In many school statistics (or science) projects, you begin by posing a “research question.” In this case, the question might be, “who earns more—women or men?” It will come as no surprise that the answer is “men.” That’s what we have heard about our society today (or in 2013, when the data were taken). So “who earns more” might seem to be a silly question.

Instead of a question, sometimes it makes more sense to make a “claim.” This is a statement about what may be true, that you are going to investigate. Our claim might be, “men earn more that women.”

For this assignment, we gave you a claim, so you don’t have to worry about making one up. But think about other claims you might make about your data (after all, in the next assignment you get to pick your claim), or how your claim might change as you dig deeper and add nuance to your analysis.

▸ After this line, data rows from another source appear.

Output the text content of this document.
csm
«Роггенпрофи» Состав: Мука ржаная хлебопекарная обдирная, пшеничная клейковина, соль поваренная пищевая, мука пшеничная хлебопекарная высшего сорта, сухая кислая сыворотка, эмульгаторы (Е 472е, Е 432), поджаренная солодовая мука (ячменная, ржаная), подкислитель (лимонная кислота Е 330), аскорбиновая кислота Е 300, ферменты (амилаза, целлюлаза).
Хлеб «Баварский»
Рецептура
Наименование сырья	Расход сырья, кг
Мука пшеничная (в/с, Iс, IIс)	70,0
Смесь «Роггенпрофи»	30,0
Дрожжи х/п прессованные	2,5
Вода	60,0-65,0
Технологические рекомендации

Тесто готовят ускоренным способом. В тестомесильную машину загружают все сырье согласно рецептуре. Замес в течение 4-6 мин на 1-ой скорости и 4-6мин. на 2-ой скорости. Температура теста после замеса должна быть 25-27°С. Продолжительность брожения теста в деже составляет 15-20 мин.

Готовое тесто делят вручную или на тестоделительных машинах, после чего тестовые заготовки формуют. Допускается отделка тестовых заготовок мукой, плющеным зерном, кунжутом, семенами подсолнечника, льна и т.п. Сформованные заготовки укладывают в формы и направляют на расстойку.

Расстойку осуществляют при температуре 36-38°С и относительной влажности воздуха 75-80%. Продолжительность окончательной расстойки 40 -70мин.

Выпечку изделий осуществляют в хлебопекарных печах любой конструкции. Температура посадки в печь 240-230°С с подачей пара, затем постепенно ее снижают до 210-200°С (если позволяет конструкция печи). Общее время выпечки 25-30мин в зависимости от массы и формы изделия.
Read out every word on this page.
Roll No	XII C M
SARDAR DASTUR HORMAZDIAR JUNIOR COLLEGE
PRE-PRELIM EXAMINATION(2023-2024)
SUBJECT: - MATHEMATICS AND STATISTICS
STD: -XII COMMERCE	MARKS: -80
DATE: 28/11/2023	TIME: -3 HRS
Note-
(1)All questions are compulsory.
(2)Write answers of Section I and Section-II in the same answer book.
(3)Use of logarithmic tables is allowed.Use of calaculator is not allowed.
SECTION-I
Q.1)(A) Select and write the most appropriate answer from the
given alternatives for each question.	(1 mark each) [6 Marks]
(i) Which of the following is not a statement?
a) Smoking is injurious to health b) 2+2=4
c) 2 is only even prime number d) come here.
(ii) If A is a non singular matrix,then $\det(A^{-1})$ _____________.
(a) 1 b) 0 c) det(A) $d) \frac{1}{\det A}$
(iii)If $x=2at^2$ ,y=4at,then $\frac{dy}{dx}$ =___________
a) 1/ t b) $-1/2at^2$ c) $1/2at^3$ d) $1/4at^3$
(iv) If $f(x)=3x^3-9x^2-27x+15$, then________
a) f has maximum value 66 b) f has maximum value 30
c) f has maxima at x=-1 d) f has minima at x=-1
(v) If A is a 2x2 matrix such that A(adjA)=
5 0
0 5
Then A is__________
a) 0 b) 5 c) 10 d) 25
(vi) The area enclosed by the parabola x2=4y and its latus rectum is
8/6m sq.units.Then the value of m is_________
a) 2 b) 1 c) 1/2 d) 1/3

In stating your claim, you might also want to say why you think your claim is true. It’s great to have a reason for your claim, but be careful: In most cases for this unit, you won’t have data that will tell you anything about the reasons behind some effect.

For example, you might say that you believe people with more education will earn more because they are qualified for higher-paying jobs. Your data can tell you whether they earn more—we have data about education level and income— but we don’t have any data about the educational requirements of the jobs they have.

It’s fine to include reasons if you have them, but keep any claim about your data separate from the reasons just as we did above. Here’s how to do it wrong:

I claim that people with more education are better-qualified for high-paying jobs, and as a result they earn more.

See how that’s different? You can’t make a graph about job qualifications. Keep it separate, even if the separator is just the word “because.”